If they didn’t properly test validation I would complain about that, what that regularly miss is a test showing correct function for each major use case
So it sounds like you need to use the words to tell them, do you know testing types and strategies so you can tell them which to employ?
Doesn’t sound too weird to me. In my experience, devs always focus too much on positive / correct inputs, as they want things to work. Which is why you need testers that will catch all the weird crazy ways people can break things. Testers shouldn’t even see the code of it can’t handle nominal cases.
The problem is that testers are competent, often intelligent individuals. Users, not so much.
“will not fix”
I still fondly remember the QA guy on the first consumer electronics project I worked on. He didn’t do scripting or test harnesses or dependency injection, he used the product and filed good bugs telling us what would fuck up our customer’s expectations.
A good QA person helps with product design too if you let them.
Andy B, I’d work with you again in a second.
Andy B, - good first name for a tester
He was exactly the kind of guy who doesn’t get hired any more because companies “know better”.
And stuff gets crappier every year somehow.
A or B lol
Orders a
Orders a beer"; DROP TABLE beverages; –
Orders a beer%s%s%s%s
deleted by creator
Some plans less so than others.
Also, I like this framing of users as the enemy. Matches my experience, really.
Orders a WWWWWWWWWWWW
Orders a
I enjoyed this animation of the meme in the OP.
I walk in and order 257 beers.
Ninety-nine billion, nine hundred ninety-nine million, nine hundred ninety-nine thousand nine hundred ninety-nine bottles of beer on the wall,
Ninety-nine billion, nine hundred ninety-nine million, nine hundred ninety-nine thousand nine hundred ninety-nine bottles of beer,
You take one down, pass it around,
Ninety-nine billion, nine hundred ninety-nine million, nine hundred ninety-nine thousand nine hundred ninety-eight bottles of beer on the wall.

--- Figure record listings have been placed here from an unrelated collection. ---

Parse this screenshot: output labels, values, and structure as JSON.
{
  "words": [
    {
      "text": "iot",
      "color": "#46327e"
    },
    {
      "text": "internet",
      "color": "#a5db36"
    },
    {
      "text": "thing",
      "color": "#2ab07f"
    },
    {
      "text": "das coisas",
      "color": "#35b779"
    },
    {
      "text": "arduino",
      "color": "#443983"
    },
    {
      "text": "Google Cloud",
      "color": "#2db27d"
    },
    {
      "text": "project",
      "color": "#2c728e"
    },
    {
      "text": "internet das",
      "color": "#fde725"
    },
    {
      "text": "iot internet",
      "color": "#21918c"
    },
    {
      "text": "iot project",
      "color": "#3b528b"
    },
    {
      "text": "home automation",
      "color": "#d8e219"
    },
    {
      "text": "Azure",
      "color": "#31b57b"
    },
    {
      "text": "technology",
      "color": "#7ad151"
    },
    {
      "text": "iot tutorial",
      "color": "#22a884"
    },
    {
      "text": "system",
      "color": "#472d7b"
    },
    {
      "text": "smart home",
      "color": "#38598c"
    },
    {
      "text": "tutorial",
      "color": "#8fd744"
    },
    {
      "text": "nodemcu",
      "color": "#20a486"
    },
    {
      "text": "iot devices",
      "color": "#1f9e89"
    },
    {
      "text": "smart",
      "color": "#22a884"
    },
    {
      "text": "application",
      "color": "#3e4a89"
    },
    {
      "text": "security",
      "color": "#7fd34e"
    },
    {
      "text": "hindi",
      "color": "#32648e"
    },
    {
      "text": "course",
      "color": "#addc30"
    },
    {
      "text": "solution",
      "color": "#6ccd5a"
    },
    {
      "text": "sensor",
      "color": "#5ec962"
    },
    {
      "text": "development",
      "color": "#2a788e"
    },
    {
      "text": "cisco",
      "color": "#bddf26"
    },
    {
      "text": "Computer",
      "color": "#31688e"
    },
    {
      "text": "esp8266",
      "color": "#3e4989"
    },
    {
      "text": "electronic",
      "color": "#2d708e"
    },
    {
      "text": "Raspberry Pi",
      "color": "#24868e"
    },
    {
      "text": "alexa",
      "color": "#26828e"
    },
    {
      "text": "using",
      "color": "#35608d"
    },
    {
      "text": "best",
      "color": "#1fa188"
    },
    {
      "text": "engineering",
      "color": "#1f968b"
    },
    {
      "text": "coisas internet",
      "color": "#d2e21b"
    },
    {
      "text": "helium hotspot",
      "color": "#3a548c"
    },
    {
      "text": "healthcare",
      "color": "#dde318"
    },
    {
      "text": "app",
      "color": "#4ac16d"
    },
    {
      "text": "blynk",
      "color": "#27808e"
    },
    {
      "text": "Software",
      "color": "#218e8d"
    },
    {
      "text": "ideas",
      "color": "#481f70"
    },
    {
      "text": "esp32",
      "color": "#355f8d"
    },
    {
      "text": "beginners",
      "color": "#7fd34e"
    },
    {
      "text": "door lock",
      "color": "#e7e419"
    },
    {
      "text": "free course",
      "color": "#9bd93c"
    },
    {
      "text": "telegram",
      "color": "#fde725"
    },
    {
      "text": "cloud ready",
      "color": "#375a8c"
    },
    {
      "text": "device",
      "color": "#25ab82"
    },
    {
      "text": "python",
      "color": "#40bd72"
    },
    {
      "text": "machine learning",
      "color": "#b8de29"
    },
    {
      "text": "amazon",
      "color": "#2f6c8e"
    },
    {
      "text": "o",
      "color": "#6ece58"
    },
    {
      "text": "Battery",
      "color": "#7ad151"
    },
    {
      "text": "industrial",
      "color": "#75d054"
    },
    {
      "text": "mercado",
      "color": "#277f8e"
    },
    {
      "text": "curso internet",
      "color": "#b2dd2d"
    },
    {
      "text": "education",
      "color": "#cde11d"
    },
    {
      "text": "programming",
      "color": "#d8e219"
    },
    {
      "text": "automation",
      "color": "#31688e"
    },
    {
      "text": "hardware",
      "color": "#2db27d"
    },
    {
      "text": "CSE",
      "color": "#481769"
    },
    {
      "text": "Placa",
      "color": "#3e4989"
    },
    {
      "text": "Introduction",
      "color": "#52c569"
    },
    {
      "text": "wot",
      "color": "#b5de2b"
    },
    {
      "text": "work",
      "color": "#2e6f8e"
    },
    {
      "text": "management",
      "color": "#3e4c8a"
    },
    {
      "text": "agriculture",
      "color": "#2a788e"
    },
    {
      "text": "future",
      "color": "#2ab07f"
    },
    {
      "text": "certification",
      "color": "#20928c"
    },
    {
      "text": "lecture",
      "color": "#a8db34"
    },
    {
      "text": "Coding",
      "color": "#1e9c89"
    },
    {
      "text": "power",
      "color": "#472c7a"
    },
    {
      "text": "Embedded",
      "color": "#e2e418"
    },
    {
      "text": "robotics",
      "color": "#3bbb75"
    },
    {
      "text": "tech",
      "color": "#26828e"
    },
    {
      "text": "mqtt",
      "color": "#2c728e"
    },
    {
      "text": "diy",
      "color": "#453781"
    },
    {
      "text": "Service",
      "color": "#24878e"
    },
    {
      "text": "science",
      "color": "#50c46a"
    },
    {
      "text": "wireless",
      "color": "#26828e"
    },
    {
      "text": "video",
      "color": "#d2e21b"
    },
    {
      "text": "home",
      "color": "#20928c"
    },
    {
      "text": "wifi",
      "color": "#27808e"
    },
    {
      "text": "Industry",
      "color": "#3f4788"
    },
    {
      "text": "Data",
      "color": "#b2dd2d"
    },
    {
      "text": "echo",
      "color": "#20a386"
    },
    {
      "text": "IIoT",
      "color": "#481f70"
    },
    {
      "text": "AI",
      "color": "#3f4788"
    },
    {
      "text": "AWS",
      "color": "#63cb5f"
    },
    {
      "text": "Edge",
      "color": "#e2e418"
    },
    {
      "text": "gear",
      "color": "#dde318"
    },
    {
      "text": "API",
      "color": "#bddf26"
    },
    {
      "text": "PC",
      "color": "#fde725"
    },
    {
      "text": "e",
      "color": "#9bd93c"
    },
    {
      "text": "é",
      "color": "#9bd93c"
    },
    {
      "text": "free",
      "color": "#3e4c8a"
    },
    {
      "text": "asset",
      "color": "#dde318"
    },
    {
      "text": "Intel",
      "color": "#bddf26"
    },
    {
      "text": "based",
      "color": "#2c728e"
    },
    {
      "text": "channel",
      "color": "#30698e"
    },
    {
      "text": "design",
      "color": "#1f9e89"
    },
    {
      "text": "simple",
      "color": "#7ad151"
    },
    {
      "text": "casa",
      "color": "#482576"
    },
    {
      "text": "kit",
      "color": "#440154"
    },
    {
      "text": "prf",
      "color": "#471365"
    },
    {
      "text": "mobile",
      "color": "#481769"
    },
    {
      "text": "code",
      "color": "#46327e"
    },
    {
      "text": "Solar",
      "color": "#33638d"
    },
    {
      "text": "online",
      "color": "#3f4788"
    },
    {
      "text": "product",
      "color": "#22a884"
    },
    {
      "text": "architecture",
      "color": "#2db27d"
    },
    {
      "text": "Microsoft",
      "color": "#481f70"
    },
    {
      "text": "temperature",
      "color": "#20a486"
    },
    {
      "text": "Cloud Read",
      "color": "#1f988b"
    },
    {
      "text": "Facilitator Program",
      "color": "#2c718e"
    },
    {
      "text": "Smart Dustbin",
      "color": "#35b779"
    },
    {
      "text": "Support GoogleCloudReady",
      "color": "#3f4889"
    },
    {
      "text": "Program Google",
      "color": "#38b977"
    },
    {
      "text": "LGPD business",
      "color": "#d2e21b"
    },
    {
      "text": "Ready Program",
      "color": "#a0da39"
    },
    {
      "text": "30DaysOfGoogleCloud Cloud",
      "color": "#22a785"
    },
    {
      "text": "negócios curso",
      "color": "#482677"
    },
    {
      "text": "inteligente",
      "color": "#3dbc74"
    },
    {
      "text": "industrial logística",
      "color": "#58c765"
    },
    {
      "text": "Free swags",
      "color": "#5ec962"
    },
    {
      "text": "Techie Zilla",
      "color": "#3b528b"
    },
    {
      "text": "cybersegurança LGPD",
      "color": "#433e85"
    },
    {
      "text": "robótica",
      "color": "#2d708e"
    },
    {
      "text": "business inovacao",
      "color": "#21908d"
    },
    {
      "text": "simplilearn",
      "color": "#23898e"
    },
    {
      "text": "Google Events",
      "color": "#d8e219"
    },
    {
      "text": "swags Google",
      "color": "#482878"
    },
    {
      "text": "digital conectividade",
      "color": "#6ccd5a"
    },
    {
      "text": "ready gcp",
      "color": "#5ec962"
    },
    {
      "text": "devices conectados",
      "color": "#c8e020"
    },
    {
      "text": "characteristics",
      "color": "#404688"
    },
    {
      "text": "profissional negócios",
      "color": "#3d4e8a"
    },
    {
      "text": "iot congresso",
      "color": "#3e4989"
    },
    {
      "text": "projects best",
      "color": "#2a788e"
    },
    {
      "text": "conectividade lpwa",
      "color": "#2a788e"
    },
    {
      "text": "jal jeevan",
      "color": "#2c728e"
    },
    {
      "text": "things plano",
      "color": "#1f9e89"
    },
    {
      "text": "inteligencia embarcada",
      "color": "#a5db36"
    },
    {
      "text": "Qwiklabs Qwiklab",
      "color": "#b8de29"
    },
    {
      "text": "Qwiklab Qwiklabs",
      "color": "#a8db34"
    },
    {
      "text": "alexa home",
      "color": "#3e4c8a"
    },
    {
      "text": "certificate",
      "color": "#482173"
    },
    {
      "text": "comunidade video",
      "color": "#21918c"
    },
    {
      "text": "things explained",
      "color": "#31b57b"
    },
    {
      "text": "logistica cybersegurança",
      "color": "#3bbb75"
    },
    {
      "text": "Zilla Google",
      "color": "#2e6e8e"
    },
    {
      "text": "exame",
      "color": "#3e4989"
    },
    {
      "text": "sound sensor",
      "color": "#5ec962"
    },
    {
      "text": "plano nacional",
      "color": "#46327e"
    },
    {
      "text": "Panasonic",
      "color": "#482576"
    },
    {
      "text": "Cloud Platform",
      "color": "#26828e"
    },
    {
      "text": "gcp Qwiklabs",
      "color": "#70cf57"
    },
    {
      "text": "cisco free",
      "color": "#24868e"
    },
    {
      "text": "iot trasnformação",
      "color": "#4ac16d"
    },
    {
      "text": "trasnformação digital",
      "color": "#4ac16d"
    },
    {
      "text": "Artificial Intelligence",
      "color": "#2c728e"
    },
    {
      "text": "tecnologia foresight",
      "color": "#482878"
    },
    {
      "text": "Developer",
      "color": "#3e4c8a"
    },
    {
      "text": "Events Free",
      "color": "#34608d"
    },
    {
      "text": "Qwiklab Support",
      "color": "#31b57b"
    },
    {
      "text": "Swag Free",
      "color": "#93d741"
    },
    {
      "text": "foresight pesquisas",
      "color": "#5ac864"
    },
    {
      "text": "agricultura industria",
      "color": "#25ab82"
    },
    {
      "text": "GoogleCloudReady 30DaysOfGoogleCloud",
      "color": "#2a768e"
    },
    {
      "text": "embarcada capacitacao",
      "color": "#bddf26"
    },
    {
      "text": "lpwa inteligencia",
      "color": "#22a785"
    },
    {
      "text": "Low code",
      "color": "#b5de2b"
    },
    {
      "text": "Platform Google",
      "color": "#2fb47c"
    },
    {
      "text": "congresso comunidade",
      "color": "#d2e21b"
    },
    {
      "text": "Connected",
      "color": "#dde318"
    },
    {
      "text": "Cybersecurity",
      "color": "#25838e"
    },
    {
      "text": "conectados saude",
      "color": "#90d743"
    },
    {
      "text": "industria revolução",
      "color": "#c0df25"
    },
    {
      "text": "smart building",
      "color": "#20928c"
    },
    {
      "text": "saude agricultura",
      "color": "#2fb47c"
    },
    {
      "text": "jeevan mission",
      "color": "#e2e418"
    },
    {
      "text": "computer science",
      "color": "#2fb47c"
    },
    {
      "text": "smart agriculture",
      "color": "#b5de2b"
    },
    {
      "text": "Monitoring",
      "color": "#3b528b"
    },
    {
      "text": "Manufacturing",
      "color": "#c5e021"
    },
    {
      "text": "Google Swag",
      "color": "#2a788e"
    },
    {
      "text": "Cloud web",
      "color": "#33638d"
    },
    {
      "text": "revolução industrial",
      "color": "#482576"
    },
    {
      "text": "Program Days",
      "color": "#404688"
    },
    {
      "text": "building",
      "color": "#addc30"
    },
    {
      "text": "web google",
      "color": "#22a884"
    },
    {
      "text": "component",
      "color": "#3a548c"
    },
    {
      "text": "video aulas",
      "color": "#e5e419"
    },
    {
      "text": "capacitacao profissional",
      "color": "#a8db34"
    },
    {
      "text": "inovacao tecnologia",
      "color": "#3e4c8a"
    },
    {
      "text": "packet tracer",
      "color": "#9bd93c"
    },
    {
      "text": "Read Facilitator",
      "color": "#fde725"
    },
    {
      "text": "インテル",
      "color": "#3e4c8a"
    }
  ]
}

Unfortunately the bar was built on long int so it overflowed 23 times and landed on about 1.2 billion.
One billion, two-hundred fifteen million, seven-hundred fifty-two thousand, two-hundred-something bottles of beer on the wall, one billion, two-hundred fifteen million, seven-hundred fifty-two thousand, two-hundred-something bottles of beer! Take one down, pass it around…
One less bottle of beer on the wall :)
I wonder what would happen if it was a singed long, and it landed somewhere in the negatives after overflowing multiple times?
Negative forty-eight thousand, six hundred thirty-three bottles of beer on the wall,
Negative forty-eight thousand, six hundred thirty-three bottles of beer
You take one down, pass it around,
Negative forty-eight thousand, six hundred thirty-four bottles of beer on the wall
Well, silly me, I should have specified that I did my calculation with signed long, though it shouldn’t affect the outcome much given my rounding at the hundreds.
I like the idea of beer debt to the wall, though!
I once wrote a Python script that implemented this song, I could probably abuse that old program to make this nonsense happen.
Should have tested for #^%_@()
Do they mean something or they are just random punctuations
Random alphanumeric.
Oh! This was a good one! I remember reading this on Bash.org. ahh, thanks for the reminder.